Over time, as garden variety American dressage has matured, the aids that are taught have become less formulaic. Additionally, teachers have discovered that it is hard enough to persuade their riders to solve problems riding “back to front” without further derailing their students’ attention toward things they can be doing with their hands.
The Direct Rein is our staple, our conventional rein application. Beyond it, the Opening Rein is a useful auxiliary tool. It “opens the door” without a rearward pull in an invitational manner to shift the horse out or in, helping him to better understand what the seat and leg are saying. In general, it is rather obvious and less sophisticated than more refined aids which can take over as the horse’s training progresses.

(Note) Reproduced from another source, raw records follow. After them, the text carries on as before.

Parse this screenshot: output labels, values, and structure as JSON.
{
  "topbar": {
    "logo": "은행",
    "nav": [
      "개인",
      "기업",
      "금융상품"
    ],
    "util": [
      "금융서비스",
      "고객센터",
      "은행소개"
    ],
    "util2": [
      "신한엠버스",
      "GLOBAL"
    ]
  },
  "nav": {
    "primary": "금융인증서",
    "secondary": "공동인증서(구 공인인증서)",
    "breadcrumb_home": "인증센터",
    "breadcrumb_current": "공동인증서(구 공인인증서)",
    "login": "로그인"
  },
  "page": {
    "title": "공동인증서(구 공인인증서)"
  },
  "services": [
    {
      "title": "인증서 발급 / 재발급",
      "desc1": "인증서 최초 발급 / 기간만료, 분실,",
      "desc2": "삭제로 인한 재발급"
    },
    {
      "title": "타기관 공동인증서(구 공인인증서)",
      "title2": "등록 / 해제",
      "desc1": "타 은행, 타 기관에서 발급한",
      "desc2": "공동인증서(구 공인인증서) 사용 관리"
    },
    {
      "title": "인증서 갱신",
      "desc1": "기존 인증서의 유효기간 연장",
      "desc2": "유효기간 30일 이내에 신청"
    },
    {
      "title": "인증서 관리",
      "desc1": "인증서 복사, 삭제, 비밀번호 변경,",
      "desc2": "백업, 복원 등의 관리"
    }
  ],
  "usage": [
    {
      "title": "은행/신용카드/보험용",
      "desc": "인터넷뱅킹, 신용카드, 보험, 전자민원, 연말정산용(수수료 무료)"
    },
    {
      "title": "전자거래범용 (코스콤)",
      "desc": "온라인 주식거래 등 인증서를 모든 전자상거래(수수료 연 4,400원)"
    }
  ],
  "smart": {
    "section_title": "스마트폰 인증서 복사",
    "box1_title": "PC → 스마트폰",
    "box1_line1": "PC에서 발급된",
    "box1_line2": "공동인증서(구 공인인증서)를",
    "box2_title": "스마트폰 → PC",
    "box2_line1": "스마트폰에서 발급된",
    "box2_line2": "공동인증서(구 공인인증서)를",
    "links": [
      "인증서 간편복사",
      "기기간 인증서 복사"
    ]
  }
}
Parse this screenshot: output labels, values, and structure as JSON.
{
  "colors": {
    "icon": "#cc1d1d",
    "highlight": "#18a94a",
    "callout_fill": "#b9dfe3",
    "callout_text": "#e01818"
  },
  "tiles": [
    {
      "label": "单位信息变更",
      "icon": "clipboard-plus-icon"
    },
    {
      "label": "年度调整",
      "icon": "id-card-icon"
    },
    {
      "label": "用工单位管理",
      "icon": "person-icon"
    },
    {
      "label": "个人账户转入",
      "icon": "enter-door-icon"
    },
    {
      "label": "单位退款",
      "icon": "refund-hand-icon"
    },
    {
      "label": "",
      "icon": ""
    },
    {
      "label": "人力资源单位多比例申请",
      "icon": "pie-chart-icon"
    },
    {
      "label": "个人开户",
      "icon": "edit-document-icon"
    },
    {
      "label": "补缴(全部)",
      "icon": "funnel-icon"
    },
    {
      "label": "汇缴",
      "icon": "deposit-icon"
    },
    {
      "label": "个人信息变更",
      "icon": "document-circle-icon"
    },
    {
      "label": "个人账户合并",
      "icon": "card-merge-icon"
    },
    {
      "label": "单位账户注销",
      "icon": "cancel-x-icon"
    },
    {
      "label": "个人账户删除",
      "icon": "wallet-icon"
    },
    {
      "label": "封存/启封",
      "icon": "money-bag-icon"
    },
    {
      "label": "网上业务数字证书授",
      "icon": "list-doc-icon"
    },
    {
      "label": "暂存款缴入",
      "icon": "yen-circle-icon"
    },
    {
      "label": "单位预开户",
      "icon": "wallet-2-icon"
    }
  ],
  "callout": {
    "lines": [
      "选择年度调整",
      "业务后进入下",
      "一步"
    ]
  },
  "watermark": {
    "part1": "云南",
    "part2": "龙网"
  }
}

Crossing the hand over the neck isn’t exactly a sin, but to the extent that it produces a result without the horse gaining a better understanding of how he should respond to the pushing aids, using it tends to miss the point. We all do those things a little from time to time, especially in moments of extremis or when a little cover-up is an element of clever ringsmanship. But the risk is that it becomes a crutch or, even worse, a crutch applied without the rider’s awareness is enough to drill into our students: “one leg on each side of the horse, one rein on each side of the neck” and “solve your horse’s balance and acceptance issues riding from a pushing leg to a (mainly) receiving and a (briefly) non-allowing hand.”